3.8.2 Transfer of non-cash financial assets to a defeasance trust

When a debtor transfers non-cash financial assets (i.e., treasury or other governmental securities) to a defeasance trust, it should evaluate the criteria in ASC 860-10-40-4 through ASC 860-10-40-6 to determine whether it has surrendered control over the transferred assets. Under that guidance, the transferred assets must be legally isolated from the debtor (e.g., put presumptively beyond the reach of the debtor and its lenders, even in bankruptcy or other receivership), the debtor must surrender control over the transferred assets, and the trust must obtain control of the assets in order for them to be derecognized. The isolation criterion is primarily a legal determination; a legal opinion is needed to evaluate satisfaction of this criterion. See TS 3 for information on control criteria for transfers of financial assets.
If any of the criteria in ASC 860-10-40-4 through ASC 860-10-40-6 are not met, the debtor should not derecognize the transferred financial assets or the debt. Additionally, the debtor should evaluate whether it is required to consolidate the trust.

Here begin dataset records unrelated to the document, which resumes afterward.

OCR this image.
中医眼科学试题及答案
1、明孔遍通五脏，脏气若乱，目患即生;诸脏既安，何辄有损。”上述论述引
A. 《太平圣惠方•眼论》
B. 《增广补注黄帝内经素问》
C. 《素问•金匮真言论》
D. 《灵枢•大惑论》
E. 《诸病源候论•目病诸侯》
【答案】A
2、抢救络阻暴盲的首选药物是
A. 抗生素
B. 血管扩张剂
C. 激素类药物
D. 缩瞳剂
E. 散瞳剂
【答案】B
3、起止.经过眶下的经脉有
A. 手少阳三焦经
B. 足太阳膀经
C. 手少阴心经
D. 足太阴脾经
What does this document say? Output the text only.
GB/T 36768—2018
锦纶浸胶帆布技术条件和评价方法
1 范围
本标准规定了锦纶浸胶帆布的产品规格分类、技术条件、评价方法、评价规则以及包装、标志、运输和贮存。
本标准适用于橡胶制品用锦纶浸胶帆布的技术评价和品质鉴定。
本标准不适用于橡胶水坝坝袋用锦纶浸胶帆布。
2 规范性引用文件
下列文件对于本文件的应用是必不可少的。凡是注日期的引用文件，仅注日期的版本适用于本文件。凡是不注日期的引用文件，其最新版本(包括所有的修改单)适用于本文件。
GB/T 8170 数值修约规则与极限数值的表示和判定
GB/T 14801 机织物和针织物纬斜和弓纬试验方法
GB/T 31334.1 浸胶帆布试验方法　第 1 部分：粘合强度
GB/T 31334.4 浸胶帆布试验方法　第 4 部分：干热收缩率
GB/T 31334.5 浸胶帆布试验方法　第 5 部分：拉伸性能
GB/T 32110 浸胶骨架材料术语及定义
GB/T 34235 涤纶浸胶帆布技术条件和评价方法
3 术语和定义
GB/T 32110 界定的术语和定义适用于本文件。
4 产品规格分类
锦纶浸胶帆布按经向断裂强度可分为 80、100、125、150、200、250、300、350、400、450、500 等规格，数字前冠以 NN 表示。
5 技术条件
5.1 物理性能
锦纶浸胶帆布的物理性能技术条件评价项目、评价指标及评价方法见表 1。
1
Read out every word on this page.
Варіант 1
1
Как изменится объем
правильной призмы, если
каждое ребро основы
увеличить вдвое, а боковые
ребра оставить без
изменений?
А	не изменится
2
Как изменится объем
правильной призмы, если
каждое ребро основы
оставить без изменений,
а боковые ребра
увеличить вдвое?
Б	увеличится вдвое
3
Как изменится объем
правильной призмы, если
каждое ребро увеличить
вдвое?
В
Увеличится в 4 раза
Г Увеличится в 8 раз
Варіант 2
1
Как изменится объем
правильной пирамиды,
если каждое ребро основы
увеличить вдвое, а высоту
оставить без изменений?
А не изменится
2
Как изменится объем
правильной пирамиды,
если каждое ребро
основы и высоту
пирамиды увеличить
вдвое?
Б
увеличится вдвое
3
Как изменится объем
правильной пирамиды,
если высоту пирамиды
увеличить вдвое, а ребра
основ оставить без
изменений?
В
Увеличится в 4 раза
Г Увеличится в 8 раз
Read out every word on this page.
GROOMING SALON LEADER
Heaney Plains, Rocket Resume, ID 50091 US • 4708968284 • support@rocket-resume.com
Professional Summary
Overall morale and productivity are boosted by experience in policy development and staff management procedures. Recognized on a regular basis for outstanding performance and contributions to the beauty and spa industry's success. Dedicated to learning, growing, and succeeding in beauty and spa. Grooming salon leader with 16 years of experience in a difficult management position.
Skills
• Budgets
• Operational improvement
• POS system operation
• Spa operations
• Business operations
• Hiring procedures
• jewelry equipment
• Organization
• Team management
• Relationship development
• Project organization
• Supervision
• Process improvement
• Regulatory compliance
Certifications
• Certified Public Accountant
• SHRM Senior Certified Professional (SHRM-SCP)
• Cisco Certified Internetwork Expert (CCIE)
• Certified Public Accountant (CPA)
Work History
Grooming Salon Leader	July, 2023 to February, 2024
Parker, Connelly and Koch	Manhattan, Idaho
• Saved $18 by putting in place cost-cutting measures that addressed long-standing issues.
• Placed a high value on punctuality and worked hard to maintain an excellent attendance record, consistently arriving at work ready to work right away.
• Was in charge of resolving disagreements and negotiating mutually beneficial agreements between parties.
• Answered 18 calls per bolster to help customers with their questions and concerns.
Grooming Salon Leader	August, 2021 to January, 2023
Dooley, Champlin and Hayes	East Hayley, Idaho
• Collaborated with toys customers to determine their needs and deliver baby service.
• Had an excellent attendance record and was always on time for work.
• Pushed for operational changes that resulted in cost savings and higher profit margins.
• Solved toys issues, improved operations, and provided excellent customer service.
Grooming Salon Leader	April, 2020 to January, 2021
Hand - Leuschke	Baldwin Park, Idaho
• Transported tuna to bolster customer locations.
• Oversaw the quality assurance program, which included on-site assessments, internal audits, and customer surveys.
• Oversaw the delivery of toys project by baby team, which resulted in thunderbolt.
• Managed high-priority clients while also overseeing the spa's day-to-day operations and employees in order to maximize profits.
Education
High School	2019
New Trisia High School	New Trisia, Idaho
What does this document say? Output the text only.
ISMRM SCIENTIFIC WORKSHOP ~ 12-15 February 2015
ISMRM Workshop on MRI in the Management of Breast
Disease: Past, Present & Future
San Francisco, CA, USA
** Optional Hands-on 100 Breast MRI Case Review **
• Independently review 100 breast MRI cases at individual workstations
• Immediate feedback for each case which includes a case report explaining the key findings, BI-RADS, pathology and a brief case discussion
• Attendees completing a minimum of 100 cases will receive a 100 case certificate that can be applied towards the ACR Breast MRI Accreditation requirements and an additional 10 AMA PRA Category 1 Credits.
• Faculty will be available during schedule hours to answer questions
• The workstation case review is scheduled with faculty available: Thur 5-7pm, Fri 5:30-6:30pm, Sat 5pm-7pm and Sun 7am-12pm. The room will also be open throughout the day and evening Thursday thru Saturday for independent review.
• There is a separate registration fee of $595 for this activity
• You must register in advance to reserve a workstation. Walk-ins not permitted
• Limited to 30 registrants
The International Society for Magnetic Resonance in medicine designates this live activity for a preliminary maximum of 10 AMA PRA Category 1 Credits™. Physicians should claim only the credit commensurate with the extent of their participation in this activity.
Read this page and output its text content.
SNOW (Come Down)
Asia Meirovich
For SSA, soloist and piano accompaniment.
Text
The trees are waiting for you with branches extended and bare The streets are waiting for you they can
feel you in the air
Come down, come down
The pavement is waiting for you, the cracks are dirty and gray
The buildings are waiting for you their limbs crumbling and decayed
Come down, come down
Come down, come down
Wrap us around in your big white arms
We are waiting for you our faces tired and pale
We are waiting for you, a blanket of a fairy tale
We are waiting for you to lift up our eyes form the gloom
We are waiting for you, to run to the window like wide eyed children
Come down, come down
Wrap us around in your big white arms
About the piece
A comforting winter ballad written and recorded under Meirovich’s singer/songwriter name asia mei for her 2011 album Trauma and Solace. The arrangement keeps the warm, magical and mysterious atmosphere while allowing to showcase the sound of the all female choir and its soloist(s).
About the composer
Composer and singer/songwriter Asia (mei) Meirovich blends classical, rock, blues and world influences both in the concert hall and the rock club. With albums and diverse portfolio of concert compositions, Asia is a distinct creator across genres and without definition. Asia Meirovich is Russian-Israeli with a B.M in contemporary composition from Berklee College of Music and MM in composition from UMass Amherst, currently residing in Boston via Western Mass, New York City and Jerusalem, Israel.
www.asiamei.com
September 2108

3.8.3 Transfer of cash to a defeasance trust

In conjunction with a defeasance arrangement, a debtor may transfer cash to a defeasance trust so that the trust can purchase risk-free investments (i.e., treasury or other governmental securities) to provide cash flows corresponding to the debt service requirements. A transfer of cash is not within the scope of ASC 860-10-40-4 through ASC 860-10-40-6. Nevertheless, the debtor should evaluate its continuing involvement with the trust (or its assets) to determine whether it has relinquished control over the assets in the trust. If the debtor has control of the trust or its assets, it may raise the question of whether the trust’s assets would be drawn into the debtor’s bankruptcy proceeding. A legal opinion similar in form to an evaluation under ASC 860-10-40-4 through ASC 860-10-40-5 may be required to conclude that the transferred cash has been put presumptively beyond the reach of the debtor and its lenders, even in bankruptcy.
The form and extent of the continuing involvement is a matter of judgment that depends on the relevant facts and circumstances. The indicators listed below should be considered in that evaluation; however, no one indicator should be considered presumptive or determinative. The relative consequence of each indicator or combination of indicators should be considered.
  • The debtor maintains a residual interest in the assets of the trust
  • The debtor may instruct the trustee to sell trust assets and purchase other assets
  • The trust may seek investment advice from the debtor
  • The trustee may apply at any time to the debtor for instructions, and may consult with counsel for the debtor as to matters arising in connection with its servicing of the trust
  • The debtor is a secondary obligor to the liability assumed by the trust
If the debtor has a significant level of continuing involvement, and is not able to obtain a legal opinion concluding that the transferred cash has been put presumptively beyond the reach of the debtor and its lenders, even in bankruptcy, the debt should not be extinguished. Additionally, the level of continuing involvement may cause the debtor to have to consolidate the trust for financial reporting purposes.